As Edward Feser has observed, classical liberalism is all about toleration, but in the end, the only thing it will tolerate is itself. It is a bit of a long argument, but the short version is that the Paradox of Tolerance means that liberalism needs to be intolerant of whatever will threaten its toleration, and that turns out to be, approximately, everything else.
Classical liberalism, as it morphed into contemporary liberalism—more often called “progressivism” or “woke”, though none of these are well-defined terms—has increasingly discovered what it can tolerate and what it can’t. It can tolerate fornication, divorce, adultery (with a few qualifications), drug abuse, all manner of sex-like acts which have no relationship of any kind to procreation, and quite a few other things, though it cannot tolerate slavery, rape, or murder (if the victim has been born more than a few minutes ago). It can tolerate telling other people how to be happy as long as they have asked and the answer is a generally acceptable one.
If one casts one’s eye over the things that modern liberalism will tolerate, there are clearly no principles involved. People occasionally make an attempt at “as long as it doesn’t harm anyone” but abortion clearly harms people. (It’s no answer to say “but we define the victims as not people” since the victims of slavery were defined as not-people too, and liberals don’t excuse that for a second.) Divorce harms people, though some liberals do try to get around this via pretending that it doesn’t. Adultery obviously harms people. For that matter drug abuse clearly harms the one abusing the drugs, but the principle is generally “so long as it doesn’t hurt anyone but the person doing it”. Something that points in the right direction, I think, is that liberals who live in low-crime areas are often tolerant of crime, even including violent crime. This is especially true of white liberals and black-on-black crime. And that last part, I think, gives it away.
Modern liberalism tolerates whatever does not inconvenience the liberal. I don’t mean that liberals are inconsistent and suspend their principles whenever they are personally inconvenienced. I mean that this is their principle, to the degree that they have a principle. Many of them do not even pretend to have principles anymore; at best they have slogans which everyone recognizes that they don’t mean literally or figuratively. They do not pretend to aim for a common good; rather their entire criteria for what can be tolerated is “what does it matter if it doesn’t hurt you?” These purely selfish individuals do need to negotiate with each other because no man is an island, so they must cooperate in banning things that the people they need demand be banned; they are particularly willing to do this if they have no interest in doing the things their allies want banned. All of this makes sense as long as you realize that their principle is unenlightened short-term self interest.
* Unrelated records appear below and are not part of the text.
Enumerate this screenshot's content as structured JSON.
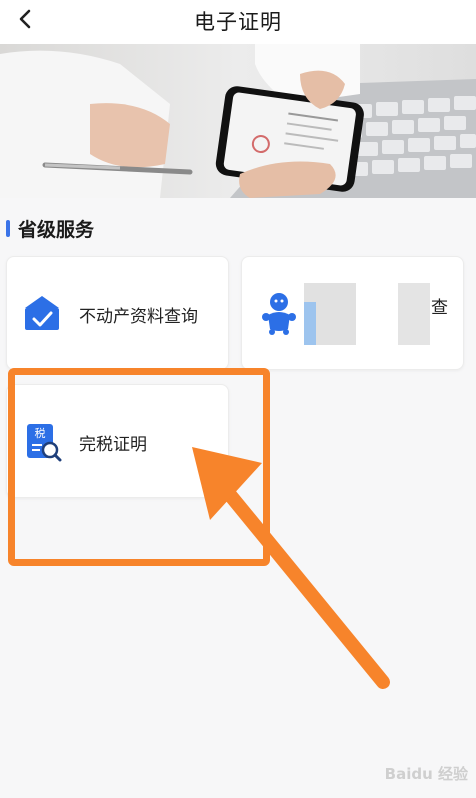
{
  "header": {
    "title": "电子证明"
  },
  "section": {
    "title": "省级服务"
  },
  "services": [
    {
      "label": "不动产资料查询"
    },
    {
      "label": "查"
    },
    {
      "label": "完税证明"
    }
  ],
  "watermark": {
    "text": "Baidu 经验"
  },
  "colors": {
    "accent": "#3b74e8",
    "highlight": "#f7842b",
    "icon_blue": "#2c6fe6"
  }
}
I can’t stress enough that I am not accusing contemporary liberals of being hypocrites. My whole point is that they are not hypocrites.
“abortion clearly harms people.”
There is a fire at a fertility clinic. You can save either a baby or a container holding 2,000 frozen embryos. Which do you choose? In any case, forcing women to remain pregnant against their wishes is clearly not a viable alternative, as can be readily observed by the high rates of illegal abortion in Catholic countries.
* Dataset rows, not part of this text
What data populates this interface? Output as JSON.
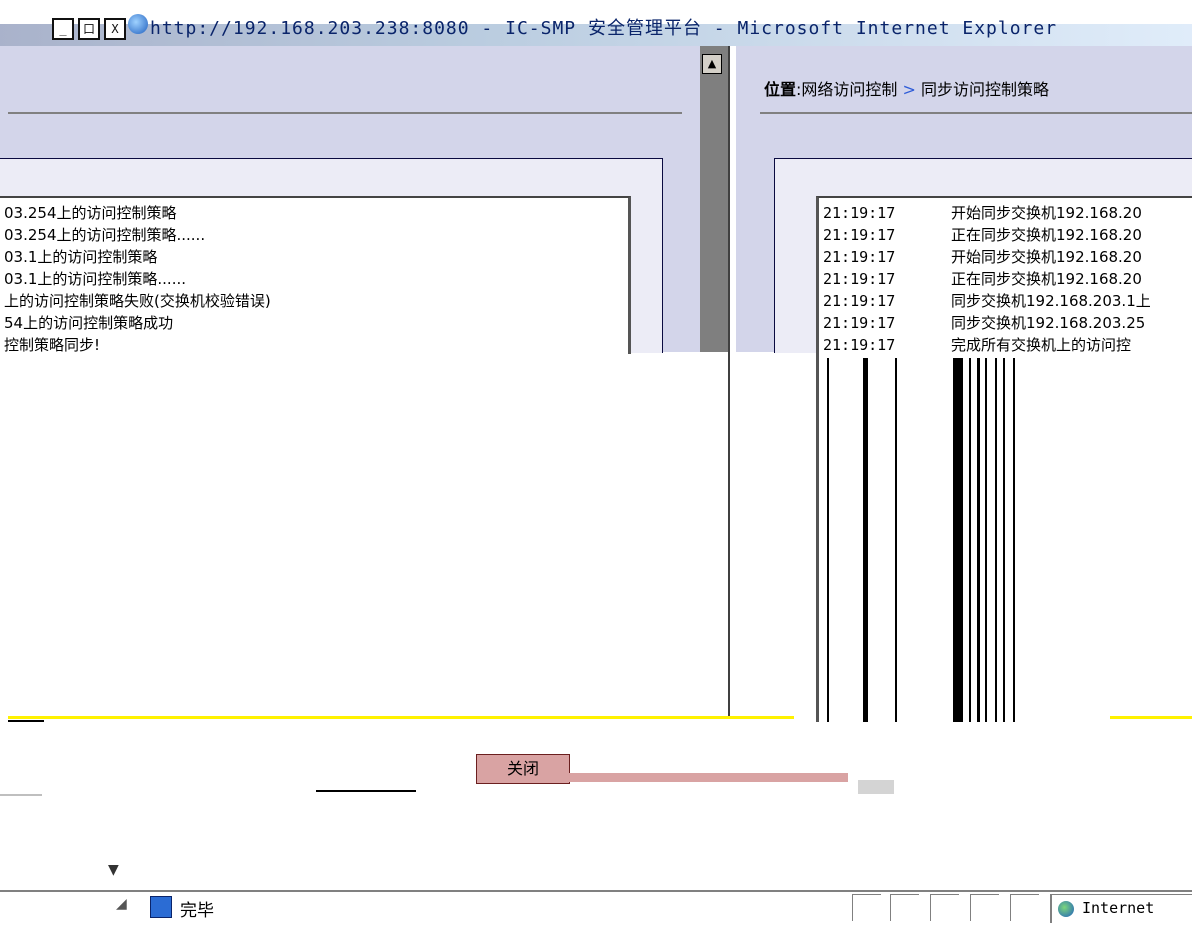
{
  "window": {
    "title": "http://192.168.203.238:8080 - IC-SMP 安全管理平台 - Microsoft Internet Explorer",
    "buttons": [
      "_",
      "口",
      "X"
    ]
  },
  "breadcrumb": {
    "prefix": "位置",
    "colon": ":",
    "level1": "网络访问控制",
    "separator": ">",
    "level2": "同步访问控制策略"
  },
  "left_log": {
    "lines": [
      "03.254上的访问控制策略",
      "03.254上的访问控制策略......",
      "03.1上的访问控制策略",
      "03.1上的访问控制策略......",
      "上的访问控制策略失败(交换机校验错误)",
      "54上的访问控制策略成功",
      "控制策略同步!"
    ]
  },
  "right_log": {
    "rows": [
      {
        "time": "21:19:17",
        "msg": "开始同步交换机192.168.20"
      },
      {
        "time": "21:19:17",
        "msg": "正在同步交换机192.168.20"
      },
      {
        "time": "21:19:17",
        "msg": "开始同步交换机192.168.20"
      },
      {
        "time": "21:19:17",
        "msg": "正在同步交换机192.168.20"
      },
      {
        "time": "21:19:17",
        "msg": "同步交换机192.168.203.1上"
      },
      {
        "time": "21:19:17",
        "msg": "同步交换机192.168.203.25"
      },
      {
        "time": "21:19:17",
        "msg": "完成所有交换机上的访问控"
      }
    ]
  },
  "close_button": {
    "label": "关闭"
  },
  "statusbar": {
    "status": "完毕",
    "zone": "Internet"
  }
}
“(It’s no answer to say “but we define the victims as not people” since the victims of slavery were defined as not-people too, and liberals don’t excuse that for a second.)”
But wait! The Old Testament justifies the enslavement of the “heathens that surround you” by defining them as non-people.
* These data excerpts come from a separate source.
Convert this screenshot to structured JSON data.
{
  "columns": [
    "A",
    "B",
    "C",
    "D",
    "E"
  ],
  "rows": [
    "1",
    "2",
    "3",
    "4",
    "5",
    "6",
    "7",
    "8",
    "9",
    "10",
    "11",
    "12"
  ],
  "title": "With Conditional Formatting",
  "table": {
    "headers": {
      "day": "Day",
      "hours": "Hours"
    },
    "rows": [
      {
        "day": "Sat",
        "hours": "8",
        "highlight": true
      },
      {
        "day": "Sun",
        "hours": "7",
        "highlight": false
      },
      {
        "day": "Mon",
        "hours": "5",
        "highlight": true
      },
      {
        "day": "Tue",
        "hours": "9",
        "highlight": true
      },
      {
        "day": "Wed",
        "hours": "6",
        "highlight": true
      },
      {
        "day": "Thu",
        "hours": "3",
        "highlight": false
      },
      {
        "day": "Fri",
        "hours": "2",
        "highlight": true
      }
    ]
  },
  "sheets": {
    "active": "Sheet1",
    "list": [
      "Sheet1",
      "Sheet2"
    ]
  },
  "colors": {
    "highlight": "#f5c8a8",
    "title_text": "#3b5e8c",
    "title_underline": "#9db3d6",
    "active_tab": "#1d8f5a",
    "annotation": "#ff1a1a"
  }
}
“Divorce harms people, though some liberals do try to get around this via pretending that it doesn’t.”
Forcing couples to stay together also harms people, especially if a relationship is abusive. Have you not heard of domestic violence?
“Adultery obviously harms people.”
It can do, but what would you do to prevent adultery – stone people to death? That might cause some harm.
“For that matter drug abuse clearly harms the one abusing the drugs,”
Alcohol is arguably the most harmful drug but it’s tolerated by Christianity. Jesus was a supplier, wasn’t he?
Drugs can cause harm, but criminalising drugs causes more harm by driving the drug trade into the hands of criminal cartels who can be more powerful than governments. Incidentally, I don’t think it’s a coincidence that the most powerful criminal cartels are all based in Catholic countries. But then, Catholicism itself is little more than a protection racket: “Nice soul you’ve got there. Be a shame if something were to happen to it.”